Once the initial detox process is complete the mental habit has to be attacked. Drug addiction, in addition to being a physical condition, is a mental craving. It’s made up of hunger, personal desire and a host of other factors that make a person want to go back to using a drug, even though that person is fully aware of how bad it is for them. This is where the residential center’s therapy comes into play. Substance abusers participate in a variety of programs, ranging from one on one therapy to group sessions, extending out to a variety of other programs such as faith and prayer based initiatives.
Certain Cures
It’s not uncommon for substance abusers to relapse, even after completing an entire treatment program. There is no such thing as a guarantee with this treatment, and it’s why residential centers offer as many different therapy options as possible so that people involved have the best chance to come through it in one piece. Different treatments work better for different individuals and different addictions, which is why a residential center keeps trained professionals on staff that can provide every type of treatment a patient might need.
Dealing With Life
One of the major influences on a person’s substance abuse habits is the life they lead and the environment they live in every day. Maybe they have pressures from work, stress at home, poor coping mechanisms internally, or friends in communities that encourage substance use and abuse as a recreational way of life. All of these different factors can add in, and make getting clean on one’s own a nearly impossible task without withdrawing from all aspects of the life they lead. That’s where a residential center comes in, and provides a temporary bulwark against all of those things that are standing in a substance abuser’s way.
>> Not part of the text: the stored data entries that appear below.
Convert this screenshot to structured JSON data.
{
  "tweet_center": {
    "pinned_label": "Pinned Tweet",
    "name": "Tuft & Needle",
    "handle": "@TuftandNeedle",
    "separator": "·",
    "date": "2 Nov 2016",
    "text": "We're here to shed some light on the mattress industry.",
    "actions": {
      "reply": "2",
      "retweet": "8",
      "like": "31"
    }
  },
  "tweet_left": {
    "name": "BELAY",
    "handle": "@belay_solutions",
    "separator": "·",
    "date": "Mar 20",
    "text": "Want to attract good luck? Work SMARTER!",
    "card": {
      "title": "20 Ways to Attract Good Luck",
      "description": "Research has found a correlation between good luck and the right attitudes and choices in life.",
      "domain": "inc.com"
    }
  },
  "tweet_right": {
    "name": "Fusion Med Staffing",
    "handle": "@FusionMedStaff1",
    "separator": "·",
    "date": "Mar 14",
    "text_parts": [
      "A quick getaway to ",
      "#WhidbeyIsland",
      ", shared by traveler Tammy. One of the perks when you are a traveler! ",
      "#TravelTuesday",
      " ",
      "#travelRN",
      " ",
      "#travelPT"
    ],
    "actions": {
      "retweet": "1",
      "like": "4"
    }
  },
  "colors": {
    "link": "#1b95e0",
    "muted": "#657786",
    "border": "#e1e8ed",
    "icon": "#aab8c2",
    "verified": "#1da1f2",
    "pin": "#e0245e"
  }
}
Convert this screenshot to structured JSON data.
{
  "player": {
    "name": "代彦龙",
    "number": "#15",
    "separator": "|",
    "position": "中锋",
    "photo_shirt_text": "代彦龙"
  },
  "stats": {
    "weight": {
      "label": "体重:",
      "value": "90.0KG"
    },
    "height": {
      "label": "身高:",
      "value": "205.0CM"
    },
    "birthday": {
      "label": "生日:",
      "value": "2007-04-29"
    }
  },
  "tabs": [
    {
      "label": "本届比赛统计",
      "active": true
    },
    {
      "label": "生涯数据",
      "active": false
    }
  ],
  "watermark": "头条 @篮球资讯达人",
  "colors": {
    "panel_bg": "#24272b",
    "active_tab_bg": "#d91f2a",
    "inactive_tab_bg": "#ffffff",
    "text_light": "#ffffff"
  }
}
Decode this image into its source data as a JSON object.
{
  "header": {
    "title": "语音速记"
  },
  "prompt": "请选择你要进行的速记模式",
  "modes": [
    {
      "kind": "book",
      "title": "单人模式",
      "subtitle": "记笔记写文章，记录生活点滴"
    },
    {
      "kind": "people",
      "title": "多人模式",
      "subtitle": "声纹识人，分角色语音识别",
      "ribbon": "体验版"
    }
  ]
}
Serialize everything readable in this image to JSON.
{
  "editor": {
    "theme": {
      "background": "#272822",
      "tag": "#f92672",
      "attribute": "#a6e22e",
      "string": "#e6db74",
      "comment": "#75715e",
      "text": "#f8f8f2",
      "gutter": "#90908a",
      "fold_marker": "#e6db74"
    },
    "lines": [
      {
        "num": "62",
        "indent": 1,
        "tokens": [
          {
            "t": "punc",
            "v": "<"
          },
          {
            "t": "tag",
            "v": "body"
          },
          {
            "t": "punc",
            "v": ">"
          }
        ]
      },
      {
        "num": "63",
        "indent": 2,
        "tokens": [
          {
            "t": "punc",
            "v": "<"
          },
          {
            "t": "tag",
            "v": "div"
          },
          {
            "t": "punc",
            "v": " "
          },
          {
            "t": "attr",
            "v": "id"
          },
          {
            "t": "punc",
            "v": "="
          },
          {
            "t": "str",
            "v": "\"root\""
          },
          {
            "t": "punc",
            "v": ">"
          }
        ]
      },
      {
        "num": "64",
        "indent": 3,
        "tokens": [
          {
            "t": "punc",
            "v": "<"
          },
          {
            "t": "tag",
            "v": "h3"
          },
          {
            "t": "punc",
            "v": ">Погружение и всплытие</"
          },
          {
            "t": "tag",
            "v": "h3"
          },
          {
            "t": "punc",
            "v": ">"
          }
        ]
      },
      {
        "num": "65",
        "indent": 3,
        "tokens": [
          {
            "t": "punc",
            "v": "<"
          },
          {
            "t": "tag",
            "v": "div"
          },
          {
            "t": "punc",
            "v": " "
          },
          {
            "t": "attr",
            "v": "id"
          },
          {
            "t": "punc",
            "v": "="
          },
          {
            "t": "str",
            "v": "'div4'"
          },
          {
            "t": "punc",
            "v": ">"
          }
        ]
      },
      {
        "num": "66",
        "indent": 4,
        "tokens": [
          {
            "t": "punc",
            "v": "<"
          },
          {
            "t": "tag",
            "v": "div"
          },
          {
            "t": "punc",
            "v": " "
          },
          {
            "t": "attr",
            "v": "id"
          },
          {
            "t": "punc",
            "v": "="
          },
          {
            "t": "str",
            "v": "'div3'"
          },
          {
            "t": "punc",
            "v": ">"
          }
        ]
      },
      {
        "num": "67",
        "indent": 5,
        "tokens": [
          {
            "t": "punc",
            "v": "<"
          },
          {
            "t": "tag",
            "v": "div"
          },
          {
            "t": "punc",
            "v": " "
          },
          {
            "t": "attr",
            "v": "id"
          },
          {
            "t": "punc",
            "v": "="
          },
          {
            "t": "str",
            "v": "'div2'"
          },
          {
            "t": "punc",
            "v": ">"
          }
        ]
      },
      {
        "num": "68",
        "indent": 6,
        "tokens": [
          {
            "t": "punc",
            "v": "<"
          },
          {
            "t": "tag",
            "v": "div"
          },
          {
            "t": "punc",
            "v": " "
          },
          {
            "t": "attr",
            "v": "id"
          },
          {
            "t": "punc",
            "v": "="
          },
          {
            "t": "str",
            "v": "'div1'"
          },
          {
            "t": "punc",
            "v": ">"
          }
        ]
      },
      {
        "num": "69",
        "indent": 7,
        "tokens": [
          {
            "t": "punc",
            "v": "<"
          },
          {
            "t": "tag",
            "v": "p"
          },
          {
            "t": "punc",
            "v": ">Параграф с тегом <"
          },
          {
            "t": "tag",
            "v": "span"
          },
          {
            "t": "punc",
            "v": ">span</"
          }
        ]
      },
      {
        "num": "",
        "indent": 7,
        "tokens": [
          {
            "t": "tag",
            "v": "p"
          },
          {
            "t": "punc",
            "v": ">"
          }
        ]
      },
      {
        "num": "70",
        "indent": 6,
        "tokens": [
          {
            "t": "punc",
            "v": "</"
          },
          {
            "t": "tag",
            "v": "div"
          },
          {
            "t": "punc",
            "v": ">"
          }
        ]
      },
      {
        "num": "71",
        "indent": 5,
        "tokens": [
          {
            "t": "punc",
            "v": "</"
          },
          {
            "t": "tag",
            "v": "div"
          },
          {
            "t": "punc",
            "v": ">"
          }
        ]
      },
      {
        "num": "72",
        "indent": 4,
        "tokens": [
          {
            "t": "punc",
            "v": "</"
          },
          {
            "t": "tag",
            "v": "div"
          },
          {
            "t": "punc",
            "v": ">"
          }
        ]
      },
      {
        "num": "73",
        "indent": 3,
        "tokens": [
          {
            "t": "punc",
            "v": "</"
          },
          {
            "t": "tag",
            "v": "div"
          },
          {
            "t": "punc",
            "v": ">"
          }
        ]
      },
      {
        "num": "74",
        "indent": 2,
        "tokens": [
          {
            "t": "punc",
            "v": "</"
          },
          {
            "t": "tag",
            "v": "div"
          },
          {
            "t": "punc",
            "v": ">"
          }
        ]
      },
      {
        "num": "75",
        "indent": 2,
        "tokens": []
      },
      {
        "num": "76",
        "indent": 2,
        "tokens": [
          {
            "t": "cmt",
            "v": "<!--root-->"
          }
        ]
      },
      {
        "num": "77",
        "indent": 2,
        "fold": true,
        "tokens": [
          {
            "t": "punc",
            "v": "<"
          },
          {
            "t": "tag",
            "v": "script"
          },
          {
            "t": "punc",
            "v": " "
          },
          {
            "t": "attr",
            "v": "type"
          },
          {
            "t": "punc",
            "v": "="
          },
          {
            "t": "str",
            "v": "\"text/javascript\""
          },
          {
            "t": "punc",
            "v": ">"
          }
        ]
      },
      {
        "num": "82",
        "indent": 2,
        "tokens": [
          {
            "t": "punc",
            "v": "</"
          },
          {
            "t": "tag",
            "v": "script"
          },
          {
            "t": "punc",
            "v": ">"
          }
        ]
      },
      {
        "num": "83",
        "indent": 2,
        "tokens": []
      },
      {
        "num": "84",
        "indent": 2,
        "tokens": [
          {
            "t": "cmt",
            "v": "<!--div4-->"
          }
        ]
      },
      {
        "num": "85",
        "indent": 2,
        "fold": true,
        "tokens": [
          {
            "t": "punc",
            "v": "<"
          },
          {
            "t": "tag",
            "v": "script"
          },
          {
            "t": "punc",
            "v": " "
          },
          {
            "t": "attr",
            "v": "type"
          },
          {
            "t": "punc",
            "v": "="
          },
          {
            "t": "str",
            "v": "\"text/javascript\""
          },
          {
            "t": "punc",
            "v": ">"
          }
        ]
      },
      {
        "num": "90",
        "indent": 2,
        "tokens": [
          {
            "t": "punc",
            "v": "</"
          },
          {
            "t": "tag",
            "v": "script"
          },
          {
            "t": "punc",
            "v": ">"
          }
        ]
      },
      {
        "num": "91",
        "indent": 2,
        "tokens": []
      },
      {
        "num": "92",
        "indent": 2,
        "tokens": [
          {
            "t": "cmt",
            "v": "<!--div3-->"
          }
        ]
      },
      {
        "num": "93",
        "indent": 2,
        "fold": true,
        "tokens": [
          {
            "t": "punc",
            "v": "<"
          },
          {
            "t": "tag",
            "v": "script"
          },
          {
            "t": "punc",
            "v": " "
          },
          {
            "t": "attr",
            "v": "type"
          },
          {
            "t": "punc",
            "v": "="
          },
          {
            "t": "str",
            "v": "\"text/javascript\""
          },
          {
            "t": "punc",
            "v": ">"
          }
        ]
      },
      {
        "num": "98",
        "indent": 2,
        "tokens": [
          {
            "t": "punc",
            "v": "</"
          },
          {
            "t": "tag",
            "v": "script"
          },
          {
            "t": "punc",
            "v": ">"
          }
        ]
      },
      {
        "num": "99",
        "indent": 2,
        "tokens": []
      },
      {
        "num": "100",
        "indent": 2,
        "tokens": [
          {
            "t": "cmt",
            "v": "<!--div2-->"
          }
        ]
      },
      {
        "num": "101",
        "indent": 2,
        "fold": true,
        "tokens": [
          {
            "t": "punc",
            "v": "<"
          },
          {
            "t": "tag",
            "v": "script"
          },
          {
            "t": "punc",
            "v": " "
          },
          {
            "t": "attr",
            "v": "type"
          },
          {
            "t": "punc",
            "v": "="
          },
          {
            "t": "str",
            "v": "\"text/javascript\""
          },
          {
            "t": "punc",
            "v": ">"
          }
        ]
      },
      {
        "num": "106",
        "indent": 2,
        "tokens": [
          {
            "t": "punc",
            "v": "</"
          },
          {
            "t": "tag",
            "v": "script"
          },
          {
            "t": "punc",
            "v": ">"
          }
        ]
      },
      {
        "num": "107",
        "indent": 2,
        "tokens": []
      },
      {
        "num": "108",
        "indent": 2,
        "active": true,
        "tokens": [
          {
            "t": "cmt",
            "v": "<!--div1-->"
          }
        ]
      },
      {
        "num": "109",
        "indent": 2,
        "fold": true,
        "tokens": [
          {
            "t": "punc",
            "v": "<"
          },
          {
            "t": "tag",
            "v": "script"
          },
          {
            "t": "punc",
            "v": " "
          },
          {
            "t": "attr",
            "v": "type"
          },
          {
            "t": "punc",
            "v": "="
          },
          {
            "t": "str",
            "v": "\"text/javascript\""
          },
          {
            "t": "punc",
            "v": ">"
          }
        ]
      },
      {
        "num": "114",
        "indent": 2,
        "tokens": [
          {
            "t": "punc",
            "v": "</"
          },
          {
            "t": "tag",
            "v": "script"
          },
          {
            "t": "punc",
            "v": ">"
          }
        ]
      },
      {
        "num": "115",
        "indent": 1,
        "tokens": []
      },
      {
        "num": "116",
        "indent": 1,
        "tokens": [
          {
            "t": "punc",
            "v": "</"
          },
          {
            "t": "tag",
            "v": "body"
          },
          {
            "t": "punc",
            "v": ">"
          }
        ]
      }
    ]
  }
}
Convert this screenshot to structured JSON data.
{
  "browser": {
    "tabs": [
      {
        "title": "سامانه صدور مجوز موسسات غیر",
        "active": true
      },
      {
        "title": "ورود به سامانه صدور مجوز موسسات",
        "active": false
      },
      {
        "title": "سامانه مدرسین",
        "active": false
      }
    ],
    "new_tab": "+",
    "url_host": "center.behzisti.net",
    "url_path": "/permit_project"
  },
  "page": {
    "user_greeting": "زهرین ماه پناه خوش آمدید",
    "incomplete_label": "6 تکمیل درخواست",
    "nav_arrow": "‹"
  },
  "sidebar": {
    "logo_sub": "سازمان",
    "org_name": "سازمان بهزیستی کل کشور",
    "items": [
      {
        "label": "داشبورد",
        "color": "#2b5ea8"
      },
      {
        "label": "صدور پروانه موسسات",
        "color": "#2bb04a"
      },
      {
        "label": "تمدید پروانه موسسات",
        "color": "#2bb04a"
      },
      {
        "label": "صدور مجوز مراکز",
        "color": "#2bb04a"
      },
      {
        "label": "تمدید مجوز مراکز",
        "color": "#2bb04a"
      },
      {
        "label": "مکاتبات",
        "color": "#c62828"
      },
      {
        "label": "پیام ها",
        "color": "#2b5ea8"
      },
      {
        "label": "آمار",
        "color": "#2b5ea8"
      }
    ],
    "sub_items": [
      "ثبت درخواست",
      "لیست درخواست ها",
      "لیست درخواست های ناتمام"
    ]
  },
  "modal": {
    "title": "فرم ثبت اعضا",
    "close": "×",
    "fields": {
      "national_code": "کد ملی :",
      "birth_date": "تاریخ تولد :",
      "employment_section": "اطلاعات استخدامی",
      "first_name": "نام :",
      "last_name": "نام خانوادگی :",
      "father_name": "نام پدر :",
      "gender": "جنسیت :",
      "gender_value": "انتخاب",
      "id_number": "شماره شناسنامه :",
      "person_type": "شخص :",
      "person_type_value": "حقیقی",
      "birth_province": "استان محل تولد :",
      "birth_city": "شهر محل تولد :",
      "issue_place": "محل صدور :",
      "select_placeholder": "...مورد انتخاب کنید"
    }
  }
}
A residential center provides medical detox and therapy, yes, but it also cuts out all of the other contributing problems that could interfere with attempts to get clean. That doesn’t mean that a recovering substance abuser can ignore those things forever, but it does provide a temporary relief of more problems. They don’t have to worry about what their friends will say, or about how their significant other has been making demands all day. The substance abuser is there to focus on his or her problem, and as such they’re temporarily cut off from their older day to day routine.
However, they will go back to it. Once these clients get the drug out of their system, and they’re given the tools to cope with their life again, they have to face it once more. That’s why continuing support and therapy, even after they leave the safety of a residential facility, is so important. Otherwise the chance of someone falling right back into their old routines goes up quite a bit.